C'est une honte que cela n'ait guère fait l'objet d'une enquête.
Pour dénoncer cela, Johan de Vos a écrit Le livre de Saint-Nicolas sur sa ville.
« Aujourd'hui, le chapitre consacré à l'amiante à Saint-Nicolas suscite beaucoup de réactions. Pourtant, ce que j'ai écrit, chaque habitant de Saint-Nicolas le sait, ce n'est pas un scoop. Ce qui est un scoop, en revanche, c'est le fait que cela ait été écrit et imprimé dans un livre. »
La Belgique, plus grand consommateur d'amiante
Pendant des années, la Belgique a été le plus grand consommateur d'amiante au monde. Et ce, alors que l'amiante ne rend pas seulement les gens malades : les gens en meurent aussi.

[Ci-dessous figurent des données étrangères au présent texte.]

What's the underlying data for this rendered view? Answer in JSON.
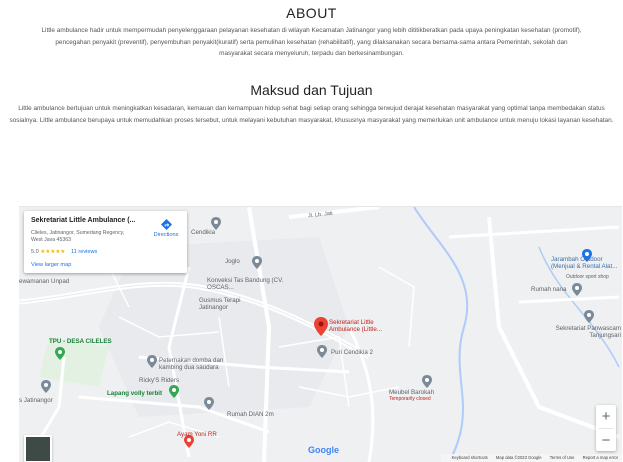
{
  "about": {
    "heading": "ABOUT",
    "text": "Little ambulance hadir untuk mempermudah penyelenggaraan pelayanan kesehatan di wilayah Kecamatan Jatinangor yang lebih dititikberatkan pada upaya peningkatan kesehatan (promotif), pencegahan penyakit (preventif), penyembuhan penyakit(kuratif) serta pemulihan kesehatan (rehabilitatif), yang dilaksanakan secara bersama-sama antara Pemerintah, sekolah dan masyarakat secara menyeluruh, terpadu dan berkesinambungan."
  },
  "maksud": {
    "heading": "Maksud dan Tujuan",
    "text": "Little ambulance bertujuan untuk meningkatkan kesadaran, kemauan dan kemampuan hidup sehat bagi setiap orang sehingga terwujud derajat kesehatan masyarakat yang optimal tanpa membedakan status sosialnya. Little ambulance berupaya untuk memudahkan proses tersebut, untuk melayani kebutuhan masyarakat, khususnya masyarakat yang memerlukan unit ambulance untuk menuju lokasi layanan kesehatan."
  },
  "map": {
    "card": {
      "title": "Sekretariat Little Ambulance (...",
      "address": "Cileles, Jatinangor, Sumedang Regency, West Java 45363",
      "rating": "5.0",
      "stars": "★★★★★",
      "reviews": "11 reviews",
      "larger_map": "View larger map",
      "directions": "Directions"
    },
    "places": {
      "main_pin": "Sekretariat Little Ambulance (Little...",
      "cendikia": "Cendikia",
      "joglo": "Joglo",
      "konveksi": "Konveksi Tas Bandung (CV. OSCAS...",
      "gusmus": "Gusmus Terapi Jatinangor",
      "puri": "Puri Cendikia 2",
      "peternakan": "Peternakan domba dan kambing dua saudara",
      "rickys": "Ricky'S Riders",
      "lapang": "Lapang volly terbit",
      "rumah_dian": "Rumah DIAN 2m",
      "ayam": "Ayam Yoni RR",
      "tpu": "TPU - DESA CILELES",
      "jatinangor": "s Jatinangor",
      "unpad": "ewamanan Unpad",
      "meubel": "Meubel Barokah",
      "meubel_sub": "Temporarily closed",
      "jarambah": "Jarambah Outdoor (Menjual & Rental Alat...",
      "jarambah_sub": "Outdoor sport shop",
      "rumah_nana": "Rumah nana",
      "panwascam": "Sekretariat Panwascam Tanjungsari",
      "street": "Jl. Lb. Jati"
    },
    "google": "Google",
    "footer": {
      "shortcuts": "Keyboard shortcuts",
      "mapdata": "Map data ©2023 Google",
      "terms": "Terms of Use",
      "report": "Report a map error"
    },
    "zoom_in": "+",
    "zoom_out": "−"
  }
}
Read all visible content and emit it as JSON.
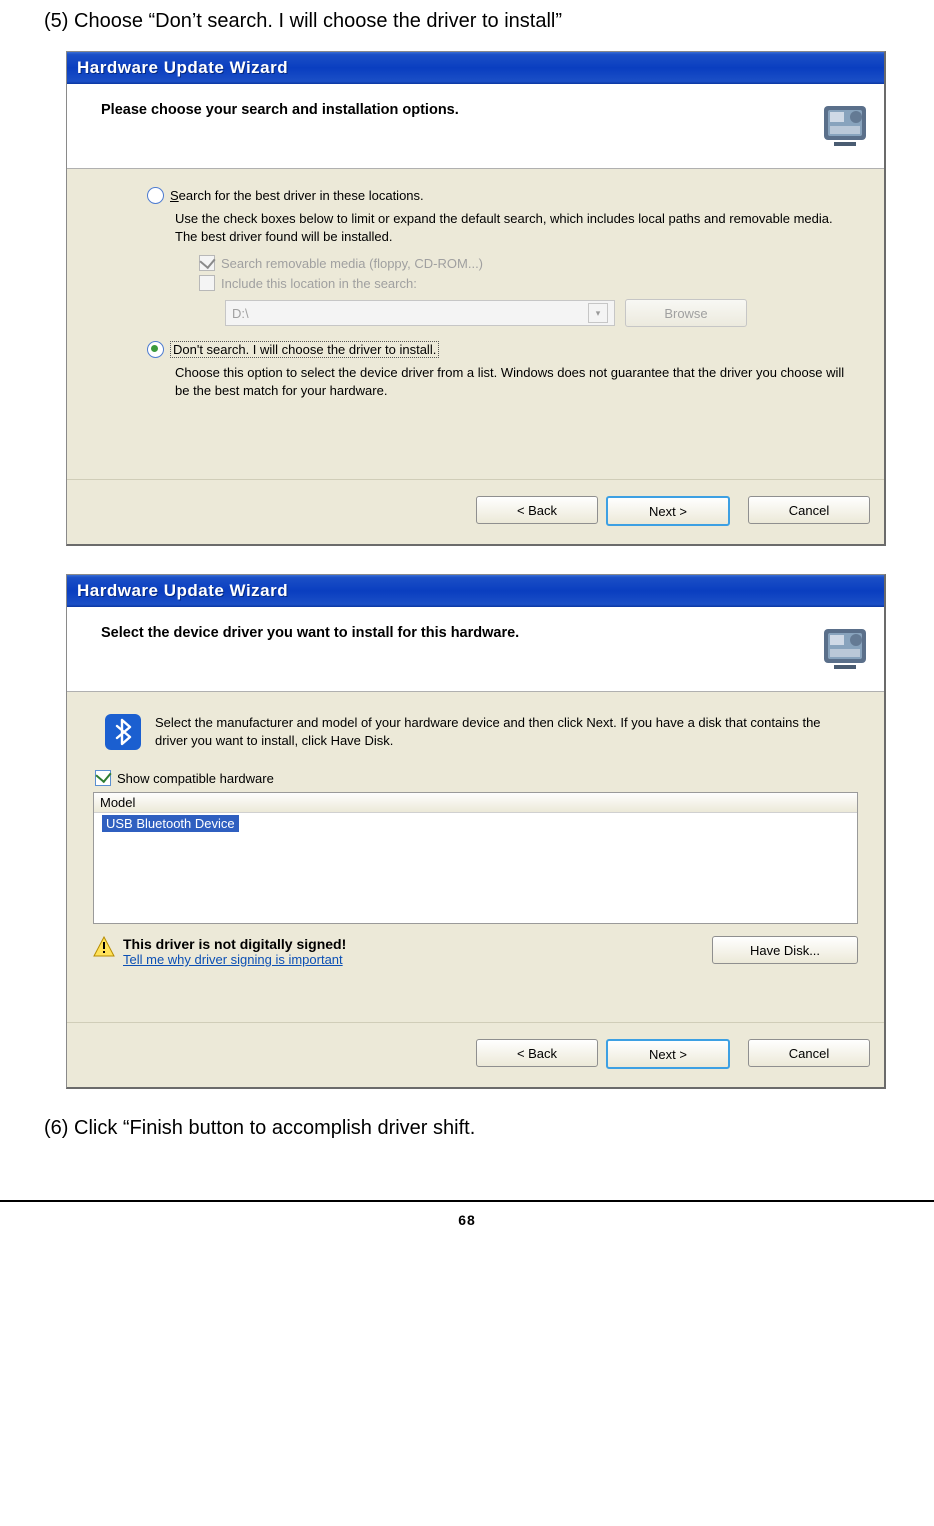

Les fibres extrêmement fines de l'amiante sont si légères qu'elles restent longtemps en suspension dans l'air et sont facilement inhalées. C'est ainsi que naissent des maladies telles que l'asbestose et différentes sortes de cancer.
L'asbestose a déjà été constatée dans les années 1920, mais il a fallu attendre 2001 pour que la production, l'utilisation et la mise sur le marché de toutes les applications de l'amiante soient interdites par la loi.
La maladie de Saint-Nicolas
À Saint-Nicolas, l'entreprise Scheerders van Kerchove Verenigde Fabrieken (SVK) utilisait l'amiante pour toutes les applications possibles dans les matériaux de construction, comme les plaques ondulées, les bacs à fleurs, les tuyaux ou l'isolation.
Fonds amiante
En 2007, l'autorité fédérale crée le Fonds amiante. Les personnes chez qui un mésothéliome ou une asbestose est constaté peuvent recevoir une indemnité mensuelle.
Depuis la création du Fonds amiante en 2007, un seul Belge a engagé le combat contre l'amiante. Eric Jonckheere, qui a perdu son père, sa mère et deux frères à cause d'un cancer de la plèvre, a obtenu une indemnisation après des années de procédure contre Eternit.